Neither would B.J. Raji.
Same goes for two more Green Bay Packers defensive starters.
When each was asked Wednesday if Vikings quarterback Brett Favre might be at his most vulnerable headed into his fourth career matchup vs. the Packers this Sunday, a sampling of more than one-third of the Packers' starting defensive unit quickly scoffed at the notion.
"That would almost be like taking the bait," said Bishop, a starting inside linebacker. "Brett Favre isn't going to be a Hall of Famer for nothing. So, you can't really go off that because he could bounce back and have a 500-yard game. We're just going to approach it like it's Brett Favre and he's 9-0."
"The guy has been around 20 years," added Raji, the starting nose tackle. "It's hard to figure him out. That's why he's going to be a Hall of Fame quarterback. All we want to try and do is fluster him and pressure him and try to get as many hits on him as we can."
After two "whuppings" from Favre in 2009, the Packers found a measure of revenge in 2010, beating he and the Vikings 28-24 on Oct. 24 at Lambeau Field in the first matchup of NFC North Division rivals this season. In that game, Favre threw three interceptions and suffered two fractures in his left ankle, beginning what has been a turnaround moment for both teams this season.
The Packers ended a two-game losing skid that night, and including the win over the Vikings, they have won three straight to find themselves tied with the Bears for first at 6-3 in the North.
The Vikings, on the other hand, have dropped three of their last four games putting them in third place in the North at 3-6 running out of games to contend for a playoff spot.
For Favre, the news has been even worse. In addition to his ankle issues and a badly cut chin that required stitches in a game against the Patriots on Oct. 31, reports of a right shoulder injury surfaced this week. Still, he is expected to start against the Packers, with little reason to believe that his consecutive-starts streak of 294 games will be snapped any time soon.
"(Favre) wouldn't be here if he didn't give us the best chance to win," Vikings coach Brad Childress told the Green Bay media Wednesday. "Obviously, it was up in the air a couple weeks ago with where he was at injury-wise. But he's the guy that gives us the best chance to win."
Though Favre leads the NFL with 16 interceptions and five fumbles lost and is rated 31st (at 72.2) among 34 quarterbacks, the Packers believe he has the ability to rise up. They saw that first-hand when Favre nearly led a Vikings comeback at Lambeau last month, and just over two weeks ago he led a thrilling comeback over the Cardinals at Mall of America Field.
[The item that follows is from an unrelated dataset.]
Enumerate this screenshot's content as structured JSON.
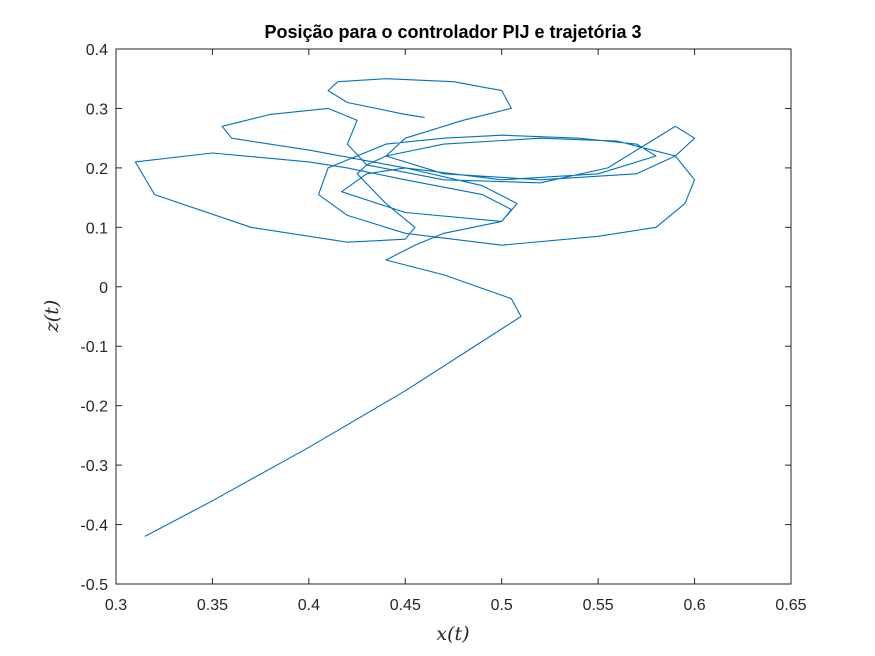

Down 24-10 late in the fourth quarter, he improbably rallied the Vikings with two touchdown drives to force overtime and an eventual victory. His 446-yard performance that day — on 36-of-47 passing — was a career high.
"You can't count him out regardless of what's going on this season for them, regardless of what's going on in the game early," said Packers defensive end Cullen Jenkins. "He's always capable of putting something together that can bring them back. You can't just go into the game thinking they're not going to be a good team or you can't go in thinking, ‘We've jumped on them early. We're fine.' You've got to play him for the whole 60 minutes. You can't relax."
Go a little deeper into history and it shows that Favre, even at an older age, can be dangerous when he is down. In addition to the many injuries over his career from which he has recovered quickly to post incredible games, he has shown a bounce-back mentality over the long haul, even in his older age.
In 2007, after posting his worst back-to-back seasons individually and based on team record, Favre rebounded at age 38 to post one of the best seasons of his career (a 95.7 passer rating) while leading the Packers to the NFC championship game.
In 2009, after a 22-interception season with the Jets in which the bottom fell out over the final two months, Favre worked his way to Minnesota and posted the best statistical season of his career (107.2 rating) leading the Vikings to the NFC championship at 40 years old.
So, while Favre might be playing worse than he has entering his three previous matchups with the Packers, nothing will be taken for granted. At least that would seem to be the sentiment from his opponent this week, including its head coach.
"I think anytime Brett Favre takes the field, he gives your football team a chance to win," said Mike McCarthy. "I expect to see him play the way he's always played. He's a true competitor. What he's established in this league speaks for itself."